A subsidiary of the mainland developer purchased the stake from Hong Kong’s Wang On Properties, for the equivalent of HK$10,500 ($1,344) per square foot of built area, according to a Monday filing to the Hong Kong exchange. The developer has already paid a 10 percent deposit for the site, which will yield a gross floor area of 387,500 square feet (36,000 square metres).
Wang On Flips Flips Stake in Project for $105M
The 253,000 square foot (23,504 square metre) site is located at Yiu Sha Road in the coveted Whitehead waterfront area, overlooking Tolo Harbour in the New Territories. Wang On acquired the plot from China City Construction (International) in June for HK$2.7 billion, saying that it planned to develop luxury flats and villas on the parcel.

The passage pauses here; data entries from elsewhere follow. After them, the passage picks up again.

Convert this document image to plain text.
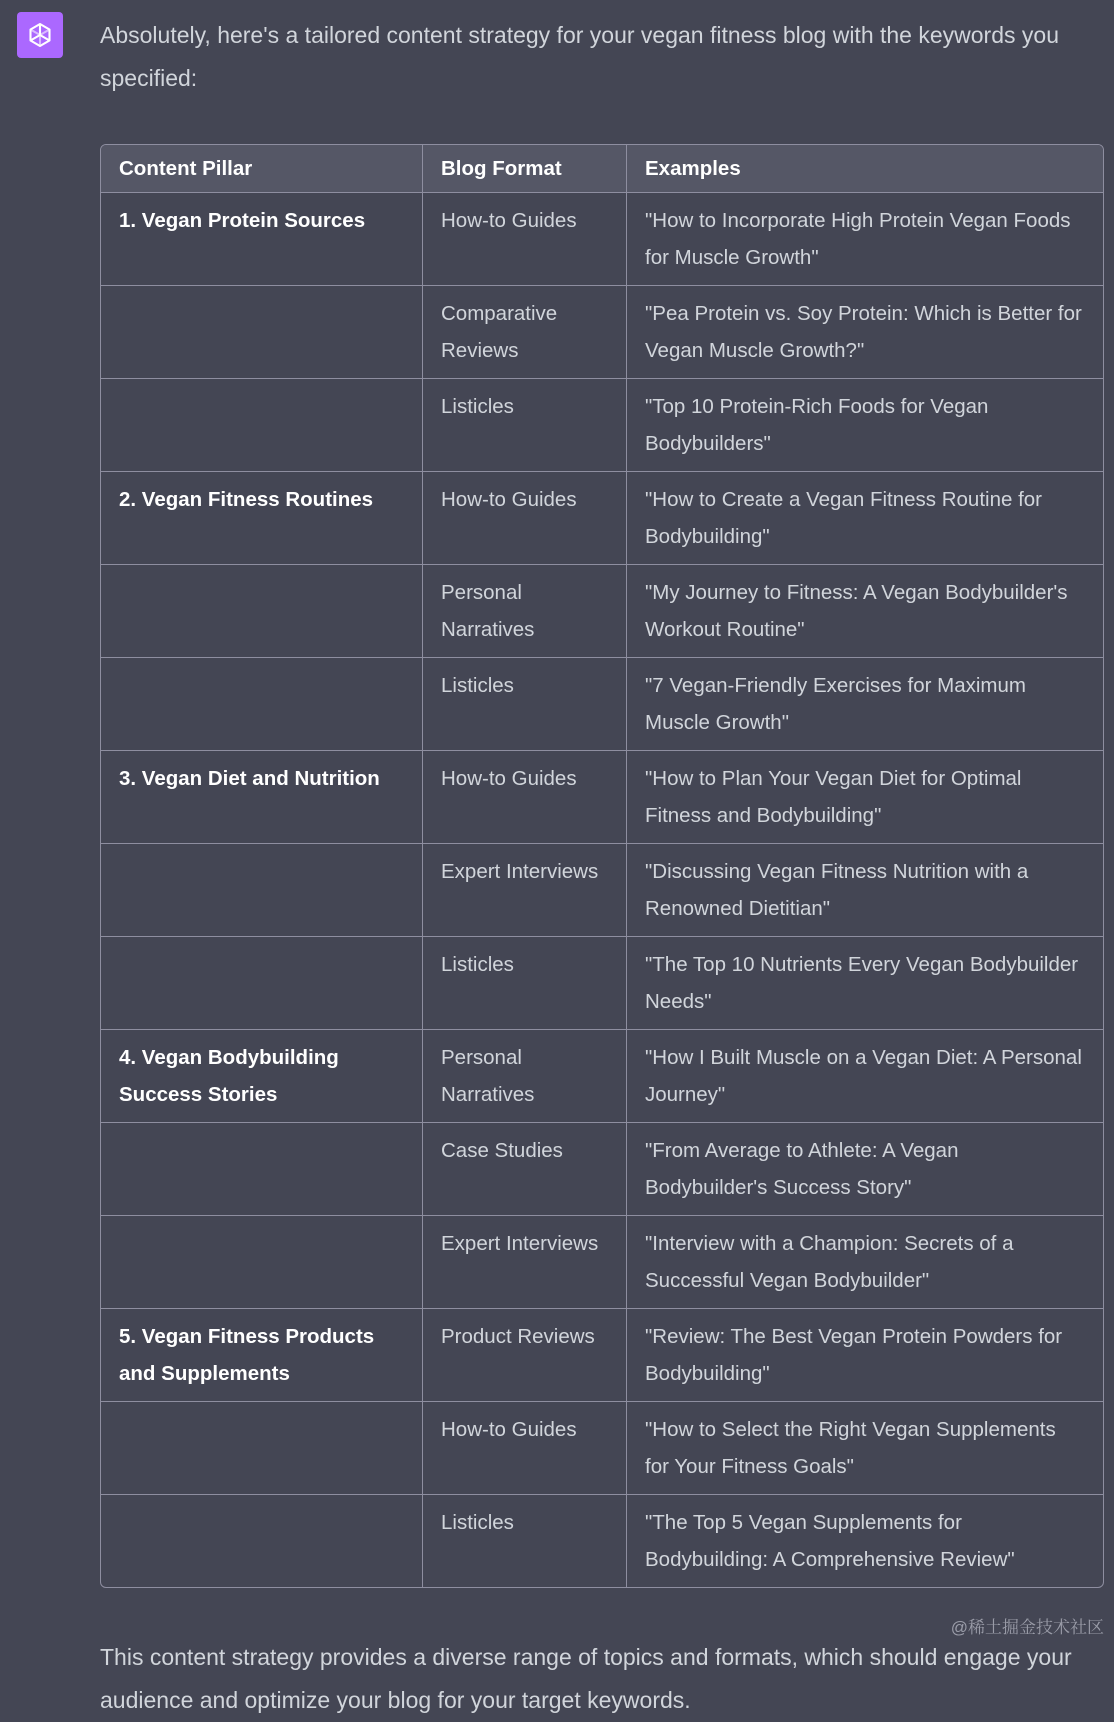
Absolutely, here's a tailored content strategy for your vegan fitness blog with the keywords you specified:

Content Pillar	Blog Format	Examples
1. Vegan Protein Sources	How-to Guides	"How to Incorporate High Protein Vegan Foods for Muscle Growth"
	Comparative Reviews	"Pea Protein vs. Soy Protein: Which is Better for Vegan Muscle Growth?"
	Listicles	"Top 10 Protein-Rich Foods for Vegan Bodybuilders"
2. Vegan Fitness Routines	How-to Guides	"How to Create a Vegan Fitness Routine for Bodybuilding"
	Personal Narratives	"My Journey to Fitness: A Vegan Bodybuilder's Workout Routine"
	Listicles	"7 Vegan-Friendly Exercises for Maximum Muscle Growth"
3. Vegan Diet and Nutrition	How-to Guides	"How to Plan Your Vegan Diet for Optimal Fitness and Bodybuilding"
	Expert Interviews	"Discussing Vegan Fitness Nutrition with a Renowned Dietitian"
	Listicles	"The Top 10 Nutrients Every Vegan Bodybuilder Needs"
4. Vegan Bodybuilding Success Stories	Personal Narratives	"How I Built Muscle on a Vegan Diet: A Personal Journey"
	Case Studies	"From Average to Athlete: A Vegan Bodybuilder's Success Story"
	Expert Interviews	"Interview with a Champion: Secrets of a Successful Vegan Bodybuilder"
5. Vegan Fitness Products and Supplements	Product Reviews	"Review: The Best Vegan Protein Powders for Bodybuilding"
	How-to Guides	"How to Select the Right Vegan Supplements for Your Fitness Goals"
	Listicles	"The Top 5 Vegan Supplements for Bodybuilding: A Comprehensive Review"

This content strategy provides a diverse range of topics and formats, which should engage your audience and optimize your blog for your target keywords.

@稀土掘金技术社区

Beijing-based China City Construction had won the site at a public tender in 2014, but was forced to sell it after struggling to secure financing for the construction. The price Wang On paid for the full site implies that the property group earned a profit of around HK$820 million ($105 million) for the 60 percent stake it sold to Country Garden less than three months later.
Offshore Capital Lets Country Garden Skirt Cross-Border Clampdown
The acquisition marks the latest cross-border foray for Country Garden, which is also building the $100 billion Forest City mega-project in Malaysia and multiple suburban residential projects around Sydney and Melbourne. Country Garden first entered the Hong Kong market this past June by acquiring a redevelopment project in Kowloon City from Hong Kong’s Winfull Group for HK$610 million ($78.3 million).

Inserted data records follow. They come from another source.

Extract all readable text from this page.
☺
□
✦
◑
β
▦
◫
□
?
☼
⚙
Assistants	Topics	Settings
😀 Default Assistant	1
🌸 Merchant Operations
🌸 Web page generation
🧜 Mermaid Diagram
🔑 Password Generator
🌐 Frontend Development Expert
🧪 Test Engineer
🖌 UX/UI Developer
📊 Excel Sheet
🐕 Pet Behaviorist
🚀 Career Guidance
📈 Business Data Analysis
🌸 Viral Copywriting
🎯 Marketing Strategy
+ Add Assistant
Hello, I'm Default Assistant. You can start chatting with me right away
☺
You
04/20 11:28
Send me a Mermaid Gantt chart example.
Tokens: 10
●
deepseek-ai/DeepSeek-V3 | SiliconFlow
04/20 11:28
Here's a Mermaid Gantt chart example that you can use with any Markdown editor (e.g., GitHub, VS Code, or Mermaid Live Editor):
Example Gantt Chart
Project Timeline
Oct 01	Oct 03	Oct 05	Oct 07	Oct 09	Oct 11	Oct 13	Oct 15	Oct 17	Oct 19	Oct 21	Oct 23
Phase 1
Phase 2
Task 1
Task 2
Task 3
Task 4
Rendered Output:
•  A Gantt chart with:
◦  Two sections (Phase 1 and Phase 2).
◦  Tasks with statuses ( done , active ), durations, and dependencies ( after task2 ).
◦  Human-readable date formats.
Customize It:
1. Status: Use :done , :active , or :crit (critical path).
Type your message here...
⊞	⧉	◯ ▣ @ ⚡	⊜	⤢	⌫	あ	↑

Country Garden’s latest deal comes amid mainland China’s clampdown on capital outflows, which has snared many investors with overseas real estate ventures. The company’s chief financial officer Wu Bijun told the South China Morning Post that Country Garden already had enough offshore capital to fund the site purchase.
Does Hong Kong Count as Overseas?
China’s intensifying crackdown on “irrational” investment, which has slashed the amount of mainland capital chasing overseas real estate, was formalized last month in a new set of restrictive guidelines issued by the State Council.
However, Chinese companies buying residential sites in Hong Kong seem immune to the enhanced controls. Mainland developers shelled out over HK$44 billion ($5.6 billion) to purchase all of the residential plots auctioned across the city in the first half of the year.
That pattern was broken in July, when Hong Kong developer Sino Land scooped up a prime residential site in Whitehead for HK$1.38 billion ($176.7 million), outbidding dozens of rivals. The payment of HK$11,588 per square foot exceeded the area’s previous record prices by 80 percent.